Matthew Kukah, Catholic bishop of Sokoto diocese, says the anti-corruption efforts of the Muhammadu Buhari administration lacks a clear strategy and “proper understanding of the enemy”.
The cleric says the President is still stuck with a mindset of his military days.
Kukah said this in an interview with Punch when he was asked if he still had doubts about the government’s anti-corruption war.
The Catholic bishop said he is against the metaphor of “war” as a strategy to fight corruption.
He expressed sadness that even with the metaphor that has been adopted by the government to tackle corruption, the desired results have not been achieved.
Kukah said it did not speak well of the government’s anti-corruption efforts when the national assembly and the executive could not agree on a pick for Economic and Financial Crimes Commission (EFCC) chairman.

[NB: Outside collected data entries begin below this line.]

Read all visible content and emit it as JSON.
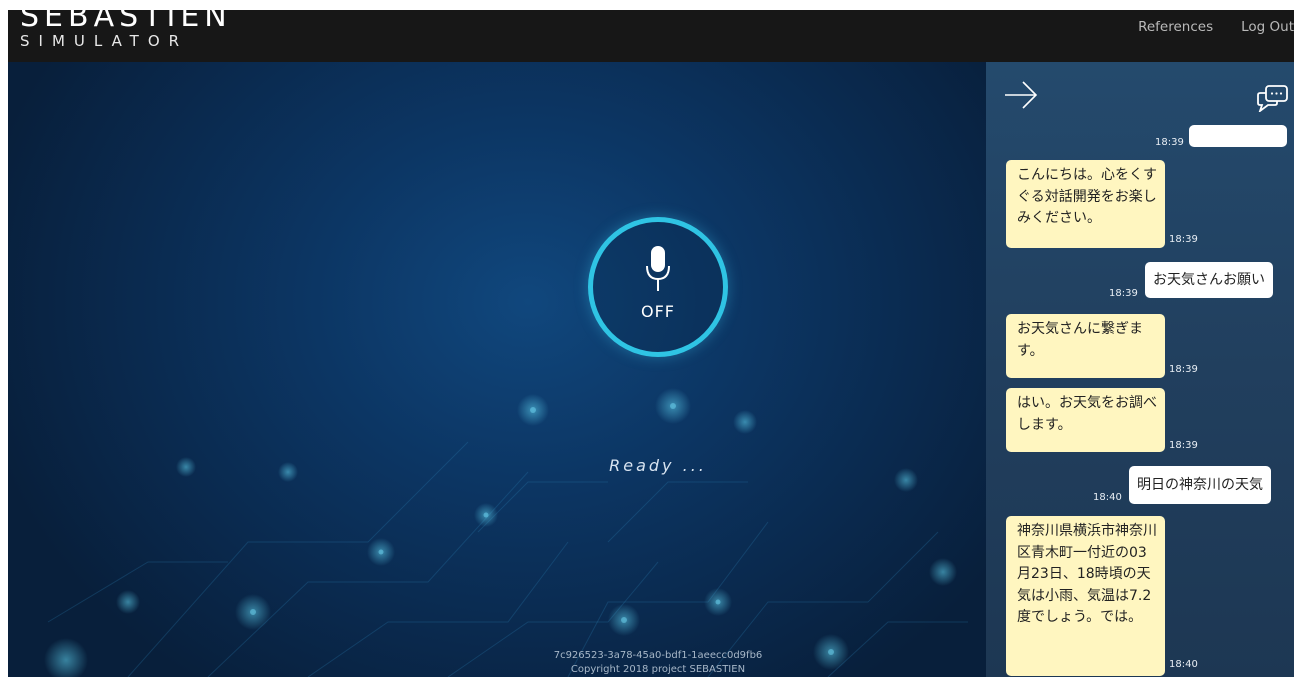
{
  "header": {
    "logo_title": "SEBASTIEN",
    "logo_subtitle": "SIMULATOR",
    "nav": [
      {
        "label": "References"
      },
      {
        "label": "Log Out"
      }
    ]
  },
  "stage": {
    "mic_state": "OFF",
    "status": "Ready ...",
    "session_id": "7c926523-3a78-45a0-bdf1-1aeecc0d9fb6",
    "copyright": "Copyright 2018 project SEBASTIEN"
  },
  "chat": {
    "messages": [
      {
        "sender": "user",
        "text": "",
        "time": "18:39"
      },
      {
        "sender": "bot",
        "text": "こんにちは。心をくすぐる対話開発をお楽しみください。",
        "time": "18:39"
      },
      {
        "sender": "user",
        "text": "お天気さんお願い",
        "time": "18:39"
      },
      {
        "sender": "bot",
        "text": "お天気さんに繋ぎます。",
        "time": "18:39"
      },
      {
        "sender": "bot",
        "text": "はい。お天気をお調べします。",
        "time": "18:39"
      },
      {
        "sender": "user",
        "text": "明日の神奈川の天気",
        "time": "18:40"
      },
      {
        "sender": "bot",
        "text": "神奈川県横浜市神奈川区青木町一付近の03月23日、18時頃の天気は小雨、気温は7.2度でしょう。では。",
        "time": "18:40"
      }
    ]
  },
  "colors": {
    "header_bg": "#171717",
    "stage_bg": "#0c3664",
    "accent_ring": "#2fc4e4",
    "chat_panel_bg": "#233f5e",
    "bot_bubble": "#fff6c0",
    "user_bubble": "#ffffff"
  },
  "icons": {
    "mic": "microphone-icon",
    "collapse": "arrow-right-icon",
    "chat_log": "chat-bubble-icon"
  }
}
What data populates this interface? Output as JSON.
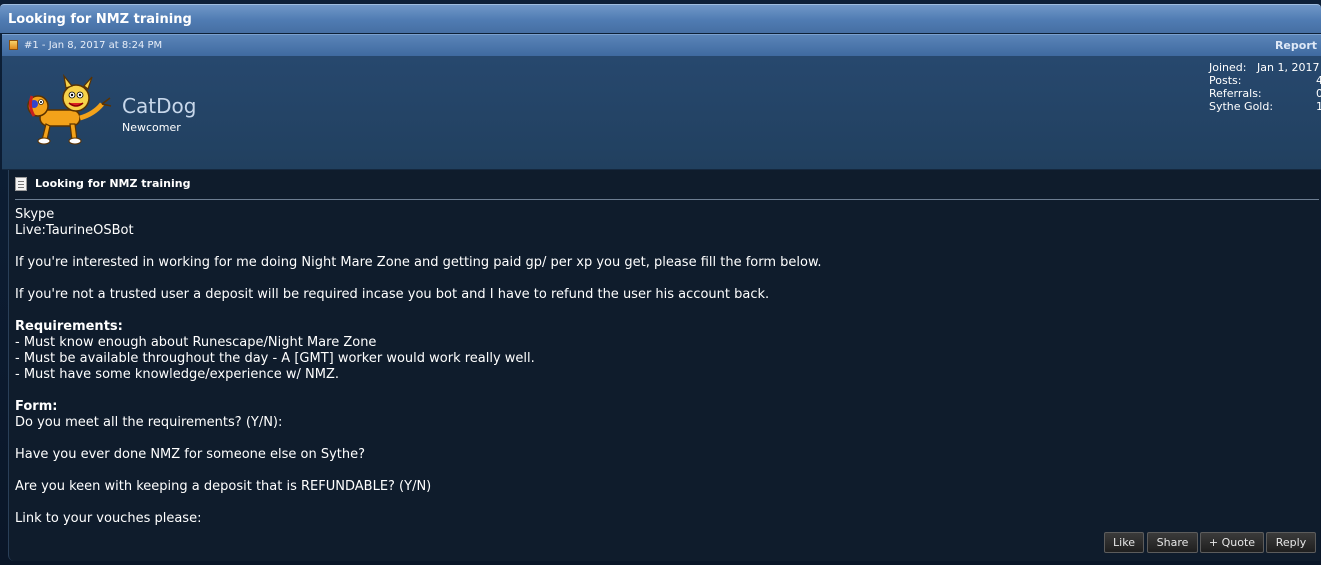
{
  "thread": {
    "title": "Looking for NMZ training"
  },
  "post": {
    "meta": "#1 - Jan 8, 2017 at 8:24 PM",
    "report_label": "Report",
    "title": "Looking for NMZ training"
  },
  "user": {
    "name": "CatDog",
    "title": "Newcomer",
    "stats": [
      {
        "label": "Joined:",
        "value": "Jan 1, 2017"
      },
      {
        "label": "Posts:",
        "value": "4"
      },
      {
        "label": "Referrals:",
        "value": "0"
      },
      {
        "label": "Sythe Gold:",
        "value": "1"
      }
    ]
  },
  "message": {
    "lines": [
      "Skype",
      "Live:TaurineOSBot",
      "",
      "If you're interested in working for me doing Night Mare Zone and getting paid gp/ per xp you get, please fill the form below.",
      "",
      "If you're not a trusted user a deposit will be required incase you bot and I have to refund the user his account back.",
      "",
      "Requirements:",
      "- Must know enough about Runescape/Night Mare Zone",
      "- Must be available throughout the day - A [GMT] worker would work really well.",
      "- Must have some knowledge/experience w/ NMZ.",
      "",
      "Form:",
      "Do you meet all the requirements? (Y/N):",
      "",
      "Have you ever done NMZ for someone else on Sythe?",
      "",
      "Are you keen with keeping a deposit that is REFUNDABLE? (Y/N)",
      "",
      "Link to your vouches please:"
    ]
  },
  "actions": {
    "like": "Like",
    "share": "Share",
    "quote": "+ Quote",
    "reply": "Reply"
  },
  "colors": {
    "title_bar": "#5a84b8",
    "user_panel": "#244466",
    "post_body": "#0f1c2c"
  }
}
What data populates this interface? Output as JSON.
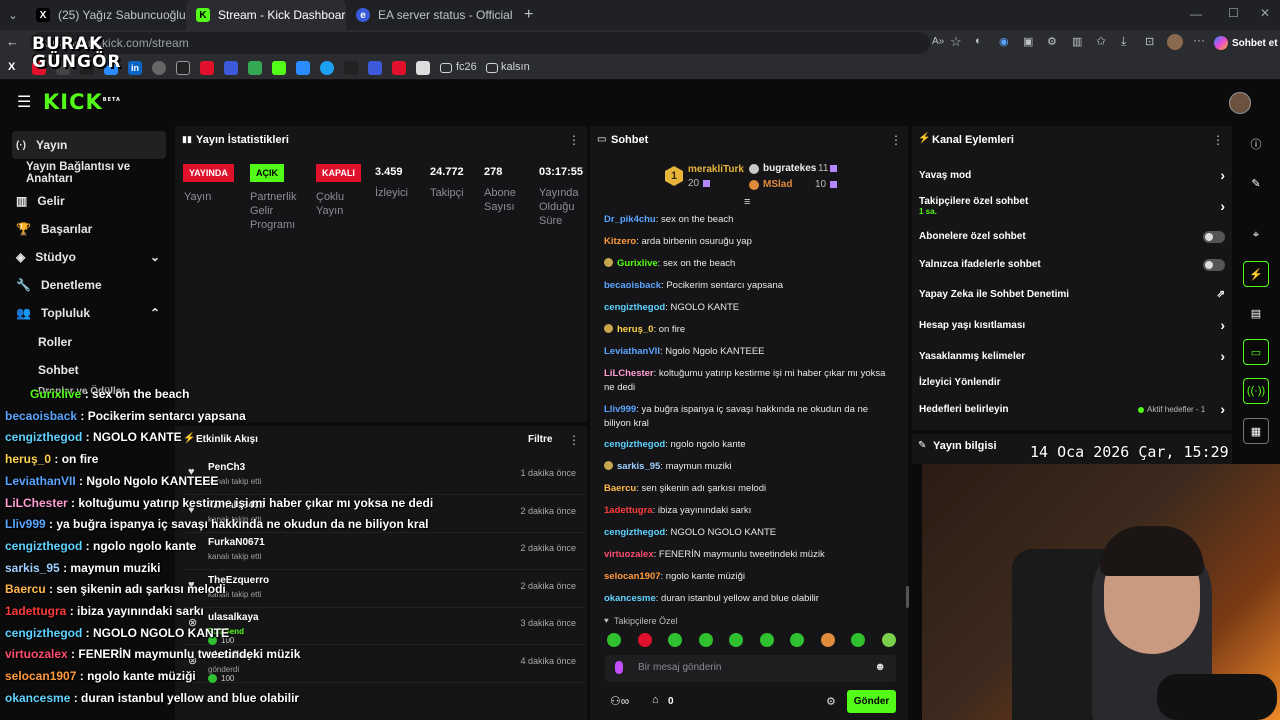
{
  "browser": {
    "tabs": [
      {
        "title": "(25) Yağız Sabuncuoğlu (@yagosab",
        "icon": "x-icon"
      },
      {
        "title": "Stream - Kick Dashboard",
        "icon": "kick-icon"
      },
      {
        "title": "EA server status - Official EA Help",
        "icon": "ea-icon"
      }
    ],
    "url": "dashboard.kick.com/stream",
    "profile_button": "Sohbet et",
    "bookmarks": [
      "fc26",
      "kalsın"
    ]
  },
  "watermark": {
    "line1": "BURAK",
    "line2": "GÜNGÖR"
  },
  "sidebar": {
    "items": [
      {
        "label": "Yayın",
        "icon": "broadcast-icon"
      },
      {
        "label": "Yayın Bağlantısı ve Anahtarı",
        "icon": ""
      },
      {
        "label": "Gelir",
        "icon": "chart-icon"
      },
      {
        "label": "Başarılar",
        "icon": "trophy-icon"
      },
      {
        "label": "Stüdyo",
        "icon": "layers-icon"
      },
      {
        "label": "Denetleme",
        "icon": "wrench-icon"
      },
      {
        "label": "Topluluk",
        "icon": "people-icon"
      },
      {
        "label": "Roller",
        "icon": ""
      },
      {
        "label": "Sohbet",
        "icon": ""
      },
      {
        "label": "Droplar ve Ödüller",
        "icon": ""
      }
    ]
  },
  "stats": {
    "title": "Yayın İstatistikleri",
    "badges": {
      "live": "YAYINDA",
      "on": "AÇIK",
      "off": "KAPALI"
    },
    "labels": {
      "live": "Yayın",
      "partner": "Partnerlik Gelir Programı",
      "multi": "Çoklu Yayın"
    },
    "viewers": {
      "value": "3.459",
      "label": "İzleyici"
    },
    "followers": {
      "value": "24.772",
      "label": "Takipçi"
    },
    "subs": {
      "value": "278",
      "label": "Abone Sayısı"
    },
    "uptime": {
      "value": "03:17:55",
      "label": "Yayında Olduğu Süre"
    }
  },
  "activity": {
    "title": "Etkinlik Akışı",
    "filter": "Filtre",
    "rows": [
      {
        "name": "PenCh3",
        "sub": "kanalı takip etti",
        "time": "1 dakika önce"
      },
      {
        "name": "kamalo3455",
        "sub": "kanalı takip etti",
        "time": "2 dakika önce"
      },
      {
        "name": "FurkaN0671",
        "sub": "kanalı takip etti",
        "time": "2 dakika önce"
      },
      {
        "name": "TheEzquerro",
        "sub": "kanalı takip etti",
        "time": "2 dakika önce"
      },
      {
        "name": "ulasalkaya",
        "sub": "Full Send",
        "extra": "100",
        "time": "3 dakika önce"
      },
      {
        "name": "ulasalkaya",
        "sub": "gönderdi",
        "extra": "100",
        "time": "4 dakika önce"
      }
    ]
  },
  "chat": {
    "title": "Sohbet",
    "leaderboard": [
      {
        "rank": "1",
        "name": "merakliTurk",
        "count": "20"
      },
      {
        "name": "bugratekes",
        "count": "11"
      },
      {
        "name": "MSlad",
        "count": "10"
      }
    ],
    "messages": [
      {
        "user": "Dr_pik4chu",
        "color": "#5aa5ff",
        "text": "sex on the beach"
      },
      {
        "user": "Kitzero",
        "color": "#ff9a3c",
        "text": "arda birbenin osuruğu yap"
      },
      {
        "user": "Gurixlive",
        "color": "#53fc18",
        "text": "sex on the beach"
      },
      {
        "user": "becaoisback",
        "color": "#5aa5ff",
        "text": "Pocikerim sentarcı yapsana"
      },
      {
        "user": "cengizthegod",
        "color": "#5fd3ff",
        "text": "NGOLO KANTE"
      },
      {
        "user": "heruş_0",
        "color": "#ffd34d",
        "text": "on fire"
      },
      {
        "user": "LeviathanVII",
        "color": "#5aa5ff",
        "text": "Ngolo Ngolo KANTEEE"
      },
      {
        "user": "LiLChester",
        "color": "#ff9ed1",
        "text": "koltuğumu yatırıp kestirme işi mi haber çıkar mı yoksa ne dedi"
      },
      {
        "user": "Lliv999",
        "color": "#5aa5ff",
        "text": "ya buğra ispanya iç savaşı hakkında ne okudun da ne biliyon kral"
      },
      {
        "user": "cengizthegod",
        "color": "#5fd3ff",
        "text": "ngolo ngolo kante"
      },
      {
        "user": "sarkis_95",
        "color": "#9fd0ff",
        "text": "maymun muziki"
      },
      {
        "user": "Baercu",
        "color": "#ffb84d",
        "text": "sen şikenin adı şarkısı melodi"
      },
      {
        "user": "1adettugra",
        "color": "#ff3b3b",
        "text": "ibiza yayınındaki sarkı"
      },
      {
        "user": "cengizthegod",
        "color": "#5fd3ff",
        "text": "NGOLO NGOLO KANTE"
      },
      {
        "user": "virtuozalex",
        "color": "#ff4d6d",
        "text": "FENERİN maymunlu tweetindeki müzik"
      },
      {
        "user": "selocan1907",
        "color": "#ff9a3c",
        "text": "ngolo kante müziği"
      },
      {
        "user": "okancesme",
        "color": "#5fd3ff",
        "text": "duran istanbul yellow and blue olabilir"
      }
    ],
    "followers_only_label": "Takipçilere Özel",
    "input_placeholder": "Bir mesaj gönderin",
    "send_label": "Gönder",
    "footer_count": "0"
  },
  "overlay_chat": [
    {
      "user": "Gurixlive",
      "color": "#53fc18",
      "text": "sex on the beach"
    },
    {
      "user": "becaoisback",
      "color": "#5aa5ff",
      "text": "Pocikerim sentarcı yapsana"
    },
    {
      "user": "cengizthegod",
      "color": "#5fd3ff",
      "text": "NGOLO KANTE"
    },
    {
      "user": "heruş_0",
      "color": "#ffd34d",
      "text": "on fire"
    },
    {
      "user": "LeviathanVII",
      "color": "#5aa5ff",
      "text": "Ngolo Ngolo KANTEEE"
    },
    {
      "user": "LiLChester",
      "color": "#ff9ed1",
      "text": "koltuğumu yatırıp kestirme işi mi haber çıkar mı yoksa ne dedi"
    },
    {
      "user": "Lliv999",
      "color": "#5aa5ff",
      "text": "ya buğra ispanya iç savaşı hakkında ne okudun da ne biliyon kral"
    },
    {
      "user": "cengizthegod",
      "color": "#5fd3ff",
      "text": "ngolo ngolo kante"
    },
    {
      "user": "sarkis_95",
      "color": "#9fd0ff",
      "text": "maymun muziki"
    },
    {
      "user": "Baercu",
      "color": "#ffb84d",
      "text": "sen şikenin adı şarkısı melodi"
    },
    {
      "user": "1adettugra",
      "color": "#ff3b3b",
      "text": "ibiza yayınındaki sarkı"
    },
    {
      "user": "cengizthegod",
      "color": "#5fd3ff",
      "text": "NGOLO NGOLO KANTE"
    },
    {
      "user": "virtuozalex",
      "color": "#ff4d6d",
      "text": "FENERİN maymunlu tweetindeki müzik"
    },
    {
      "user": "selocan1907",
      "color": "#ff9a3c",
      "text": "ngolo kante müziği"
    },
    {
      "user": "okancesme",
      "color": "#5fd3ff",
      "text": "duran istanbul yellow and blue olabilir"
    }
  ],
  "channel_actions": {
    "title": "Kanal Eylemleri",
    "rows": [
      {
        "label": "Yavaş mod",
        "control": "chevron"
      },
      {
        "label": "Takipçilere özel sohbet",
        "sub": "1 sa.",
        "control": "chevron"
      },
      {
        "label": "Abonelere özel sohbet",
        "control": "toggle"
      },
      {
        "label": "Yalnızca ifadelerle sohbet",
        "control": "toggle"
      },
      {
        "label": "Yapay Zeka ile Sohbet Denetimi",
        "control": "external"
      },
      {
        "label": "Hesap yaşı kısıtlaması",
        "control": "chevron"
      },
      {
        "label": "Yasaklanmış kelimeler",
        "control": "chevron"
      },
      {
        "label": "İzleyici Yönlendir",
        "control": "none"
      },
      {
        "label": "Hedefleri belirleyin",
        "status": "Aktif hedefler - 1",
        "control": "chevron"
      }
    ]
  },
  "stream_info": {
    "title": "Yayın bilgisi"
  },
  "clock": "14 Oca 2026 Çar, 15:29",
  "colors": {
    "accent": "#53fc18",
    "live_red": "#e0122b",
    "panel": "#151517",
    "bg": "#0b0b0c"
  }
}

“It is not enough to say we will fight the corrupt, especially when the President is still stuck in a mindset of his military days, which sees corruption as something that wicked and unpatriotic politicians and office holders are doing. Still, we believe that corruption is what the political class has done,” he said.
“I was, and still am, against the lack of vision, clarity, diagnosis, strategy and intellectual depth of what we call a fight against corruption. Conceptually, I was and am against the idea of the metaphor of war as a strategy because once we saw it as a war, the government believed it only needed to rally its army and then go to the war front.
“Sadly, even if we took that metaphor, we were unlikely to get the desired results because this was a war without timelines, without a proper understanding of the enemy, his strength and his landscape.
“Every day, the predicament of the government is a more visible and palpable illustration that we were right all along: an assembly led by the ruling party and the President cannot agree on the choice of the chairman (of the Economic and Financial Crimes Commission), the leader of this fight. What does this tell you?”
He said the EFCC should be “less preoccupied by the politics of the moment.”
“All these monies that our sensibilities are being assaulted with, what do they do to us? Are we supposed to salivate or what? We have been showing armed robbers on television for years. Has it reduced armed robbery?” he asked.